Gloria M. Davy, Ph.D., Humanities and Social Sciences, contributed a chapter to Emerging Trends in Entrepreneurial Education by Zeetarz Publishing. Titled “Humanities, Social Sciences, and Entrepreneurial Education,” she explained how, in this era of globalization, entrepreneurship education has been acknowledged by scholars and educators as evolving and challenging. She proposed a multidisciplinary model of entrepreneurship education around the humanities and social sciences methodology. The book gives insight on the formation of entrepreneurship in this era, and the importance and contribution of knowledge from the humanities and social sciences perspective. It was published in conjunction with the International Conference on Education for Sustainable Development held in Abakaliki, Nigeria, in March 2018.

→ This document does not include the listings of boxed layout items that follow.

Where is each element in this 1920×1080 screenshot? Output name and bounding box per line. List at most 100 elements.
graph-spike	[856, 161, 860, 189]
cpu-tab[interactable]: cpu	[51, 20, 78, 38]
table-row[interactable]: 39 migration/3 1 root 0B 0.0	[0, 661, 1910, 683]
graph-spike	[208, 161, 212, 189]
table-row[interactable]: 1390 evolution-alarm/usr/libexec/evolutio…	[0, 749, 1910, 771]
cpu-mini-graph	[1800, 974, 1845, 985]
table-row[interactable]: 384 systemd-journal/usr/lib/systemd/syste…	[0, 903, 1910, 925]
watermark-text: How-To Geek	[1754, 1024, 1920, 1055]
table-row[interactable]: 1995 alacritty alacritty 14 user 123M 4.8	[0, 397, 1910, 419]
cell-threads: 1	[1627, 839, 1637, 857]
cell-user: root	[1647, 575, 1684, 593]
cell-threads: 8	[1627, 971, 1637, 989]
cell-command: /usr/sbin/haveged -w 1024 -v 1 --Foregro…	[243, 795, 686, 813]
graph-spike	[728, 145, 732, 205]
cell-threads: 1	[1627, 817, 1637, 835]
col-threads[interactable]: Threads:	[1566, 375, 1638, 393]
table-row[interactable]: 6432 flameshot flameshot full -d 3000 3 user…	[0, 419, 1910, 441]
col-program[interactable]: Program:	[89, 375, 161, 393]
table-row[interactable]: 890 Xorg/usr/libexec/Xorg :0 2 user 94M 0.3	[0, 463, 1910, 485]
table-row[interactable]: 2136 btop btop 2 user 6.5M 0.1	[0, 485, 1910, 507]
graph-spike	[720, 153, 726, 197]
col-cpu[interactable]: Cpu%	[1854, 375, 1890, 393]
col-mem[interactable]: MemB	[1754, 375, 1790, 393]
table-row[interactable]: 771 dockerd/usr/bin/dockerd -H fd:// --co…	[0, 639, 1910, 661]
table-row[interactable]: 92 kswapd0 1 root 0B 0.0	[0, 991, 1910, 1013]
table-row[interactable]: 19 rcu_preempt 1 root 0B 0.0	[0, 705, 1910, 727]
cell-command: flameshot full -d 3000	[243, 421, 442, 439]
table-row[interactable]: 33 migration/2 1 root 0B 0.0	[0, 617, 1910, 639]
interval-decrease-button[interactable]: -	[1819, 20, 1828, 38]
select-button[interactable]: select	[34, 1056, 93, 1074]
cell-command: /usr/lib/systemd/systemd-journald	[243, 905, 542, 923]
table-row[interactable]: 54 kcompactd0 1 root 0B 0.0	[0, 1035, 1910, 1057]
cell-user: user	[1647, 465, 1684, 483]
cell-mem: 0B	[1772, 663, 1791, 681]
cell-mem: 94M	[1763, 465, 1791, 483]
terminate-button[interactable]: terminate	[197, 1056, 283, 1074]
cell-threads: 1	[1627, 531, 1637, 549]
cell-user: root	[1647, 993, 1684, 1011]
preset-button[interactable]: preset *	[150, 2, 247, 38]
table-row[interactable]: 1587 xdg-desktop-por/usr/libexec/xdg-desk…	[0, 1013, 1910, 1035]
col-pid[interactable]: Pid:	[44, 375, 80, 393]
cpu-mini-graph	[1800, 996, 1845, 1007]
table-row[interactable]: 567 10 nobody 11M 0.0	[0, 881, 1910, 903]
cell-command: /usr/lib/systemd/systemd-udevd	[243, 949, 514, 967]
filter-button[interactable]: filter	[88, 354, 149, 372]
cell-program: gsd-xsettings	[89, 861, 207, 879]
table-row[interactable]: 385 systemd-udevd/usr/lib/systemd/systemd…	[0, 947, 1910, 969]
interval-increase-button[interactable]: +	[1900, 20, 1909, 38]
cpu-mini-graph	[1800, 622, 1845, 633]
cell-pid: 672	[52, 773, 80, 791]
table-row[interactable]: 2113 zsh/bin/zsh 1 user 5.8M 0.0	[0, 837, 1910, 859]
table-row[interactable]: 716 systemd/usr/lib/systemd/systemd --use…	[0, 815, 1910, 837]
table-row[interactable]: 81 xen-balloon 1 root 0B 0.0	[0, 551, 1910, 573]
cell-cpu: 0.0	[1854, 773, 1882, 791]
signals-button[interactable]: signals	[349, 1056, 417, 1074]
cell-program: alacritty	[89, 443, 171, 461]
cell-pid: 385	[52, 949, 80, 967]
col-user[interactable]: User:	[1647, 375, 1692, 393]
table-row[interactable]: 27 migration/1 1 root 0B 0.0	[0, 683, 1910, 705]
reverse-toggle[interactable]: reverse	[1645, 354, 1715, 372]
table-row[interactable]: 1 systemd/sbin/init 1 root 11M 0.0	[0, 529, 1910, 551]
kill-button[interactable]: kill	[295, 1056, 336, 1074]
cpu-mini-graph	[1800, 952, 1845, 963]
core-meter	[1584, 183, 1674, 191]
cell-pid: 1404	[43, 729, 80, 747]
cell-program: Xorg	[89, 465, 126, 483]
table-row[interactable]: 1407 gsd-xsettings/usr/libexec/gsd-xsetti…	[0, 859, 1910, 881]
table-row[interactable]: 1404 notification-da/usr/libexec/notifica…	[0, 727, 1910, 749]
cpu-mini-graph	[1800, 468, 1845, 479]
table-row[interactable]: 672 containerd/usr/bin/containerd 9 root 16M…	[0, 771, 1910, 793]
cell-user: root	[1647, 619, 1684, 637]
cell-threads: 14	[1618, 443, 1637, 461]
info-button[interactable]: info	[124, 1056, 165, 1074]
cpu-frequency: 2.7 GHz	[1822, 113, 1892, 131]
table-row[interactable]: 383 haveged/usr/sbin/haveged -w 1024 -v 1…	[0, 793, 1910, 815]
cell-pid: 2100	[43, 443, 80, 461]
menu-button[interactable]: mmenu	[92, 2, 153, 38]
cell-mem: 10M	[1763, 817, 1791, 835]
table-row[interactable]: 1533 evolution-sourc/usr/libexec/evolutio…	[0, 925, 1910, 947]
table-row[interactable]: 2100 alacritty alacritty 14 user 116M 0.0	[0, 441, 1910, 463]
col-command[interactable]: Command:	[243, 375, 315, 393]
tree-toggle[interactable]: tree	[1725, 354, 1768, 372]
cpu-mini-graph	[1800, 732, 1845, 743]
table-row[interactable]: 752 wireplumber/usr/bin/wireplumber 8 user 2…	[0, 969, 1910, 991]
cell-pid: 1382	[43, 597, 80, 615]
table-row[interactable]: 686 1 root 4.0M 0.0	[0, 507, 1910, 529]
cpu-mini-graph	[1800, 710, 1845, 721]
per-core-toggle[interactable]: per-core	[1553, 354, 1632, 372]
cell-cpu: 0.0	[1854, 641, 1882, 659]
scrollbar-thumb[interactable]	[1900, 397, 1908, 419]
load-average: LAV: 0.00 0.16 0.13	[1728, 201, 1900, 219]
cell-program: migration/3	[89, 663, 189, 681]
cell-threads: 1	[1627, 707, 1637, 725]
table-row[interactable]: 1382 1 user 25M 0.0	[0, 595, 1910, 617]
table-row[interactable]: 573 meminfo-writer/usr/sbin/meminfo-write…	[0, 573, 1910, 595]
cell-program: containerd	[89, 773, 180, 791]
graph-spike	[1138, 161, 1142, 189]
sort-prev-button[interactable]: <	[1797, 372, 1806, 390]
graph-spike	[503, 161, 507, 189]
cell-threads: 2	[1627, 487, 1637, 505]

Heidi Hoefinger, Ph.D., Math and Sciences, Science, spoke at the American Anthropolitical Association annual meeting in Washington, D.C., in November 2017, on “Understanding Sexual Humanitarian Bordering in the US Through Participative Ethnographic Filmmaking: Preliminary Findings from New York City and Los Angeles.” Her paper described the innovative genre and method of ethnofiction and the ways it forefronts the experiences and expertise of the migrant sex workers and the survivors of trafficking. Also in November 2017, for Transgender Day of Remembrance hosted by Berkeley College, Dr. Hoefinger was an invited panelist on “Beyond the Binary: A Forum on Gender Diversity and Identities within the LGBTQIA Spectrum.” One outcome of the event was setting up the first Gender and Sexuality Alliance held at Berkeley College in January 2018.